The sad thing is the Royal Navy, their fixed wing now consists of Hawker Sea Fury, Hawker Sea Hawk and 2 Fairey Swordfish. Which to think of it isn't that bad actually

Re: Best of British
Posted: 22 Dec 2010, 15:43
by Chris Trott
Sad thing is, I think the US is a bigger customer of British Defense Manufacturers that you are of yourselves just on our Goshawk purchase alone. Then you add in that FN builds the Minimi and the M-249 (which is a Minimi derivative) for our militaries and the M240 is also a derivative of the GPMG, we may not be supporting your industries directly with the builds, but there are still things you guys build that we have at minimum copied.

Re: Best of British
Posted: 22 Dec 2010, 16:01
by SkippyBing
Super Lynx is a waste of dosh
Not true, Future Lynx is probably the best Maritime Attack Helicopter you can get for the money, there is no equivalent SH-60 variant so by the time you'd integrated the avionics with the airframe you'd be no better off.
What Future Lynx isn't is a particularly useful battle field utility helicopter, it would make a good armed scout a la Kiowa but the Army don't want to put weapons on it. A combination of inter-service rivalry and civil service incompetence have prevented them from buying H-60, but that doesn't make Future Lynx a bad aircraft.
Didn't see the MoD millions thing, think I was away, but if it featured Lewis Page take everything he said with a metric ton of salt.
Re: Best of British
Posted: 22 Dec 2010, 16:46
by jonesey2k
Chris Trott wrote: the M240 is also a derivative of the GPMG,
Heh, should have adopted it in the first place instead of M60...

Re: Best of British
Posted: 22 Dec 2010, 17:05
by Chris Trott
If the M240 was man-portable, I might agree to some extent. However, it's heavier and less accurate than the M60 and especially the M60E3 (which is the version US Special Forces are still using). The M240 is only used as a crew-served weapon (3-man crew) or a Vehicle-mounted weapon, making it much less versatile than the M60 was. Then again, the M240 didn't replace the M60, the M249 did.

Re: Best of British
Posted: 22 Dec 2010, 18:54
by NigelC
DarrenL wrote:Slingsby Firefly (made in Yorkshire), Hawk trainers, BN Islanders, BAe 146 and the long serving HS Dominie.
They might not be combat aircraft but they'd hurt if they flew into you.
The sad thing is the Royal Navy, their fixed wing now consists of Hawker Sea Fury, Hawker Sea Hawk and 2 Fairey Swordfish.

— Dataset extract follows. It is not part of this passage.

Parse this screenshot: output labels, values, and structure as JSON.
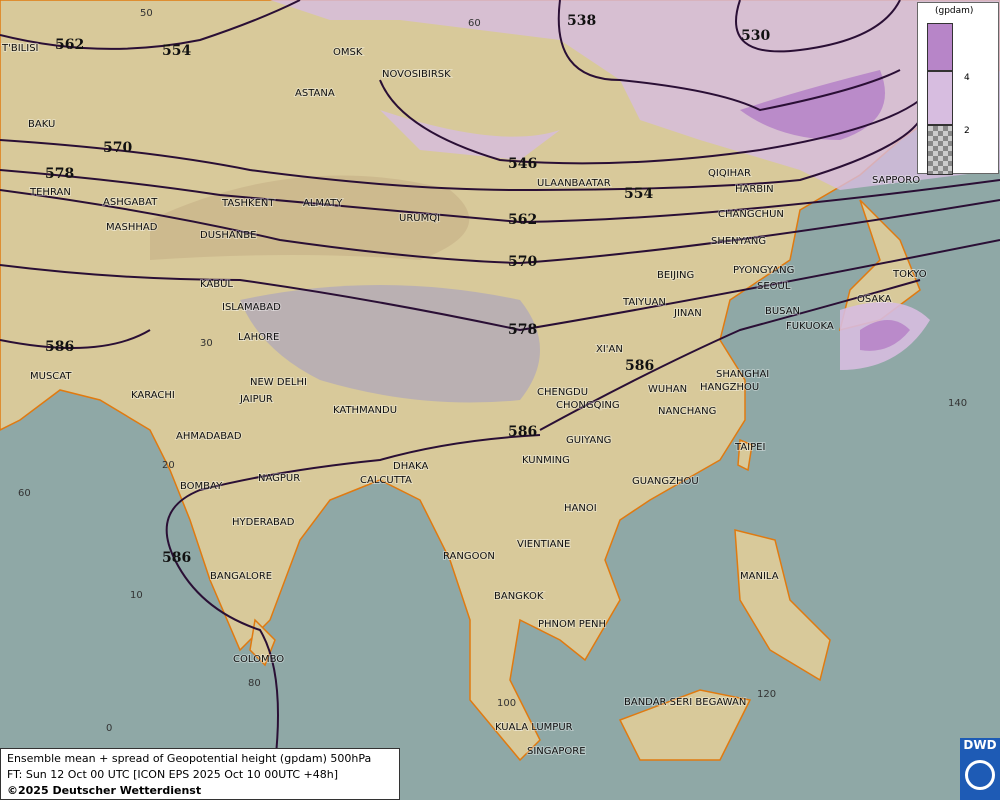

Which to think of it isn't that bad actually

I know the Jetstream T3's have gone but aren't the T2's still in service??
Re: Best of British
Posted: 22 Dec 2010, 19:02
by DarrenL
The RAF lost them in 2003 but the Navy still use T2s for training helicopter observers and still have T3s operated by the Heron Flight out of Yeovilton for support and comms. Neither are armed so fall below the Swordfish in terms of MOD defence capable

Re: Best of British
Posted: 22 Dec 2010, 19:24
by DaveB
Aren't they due out of service this coming year or is it 2012?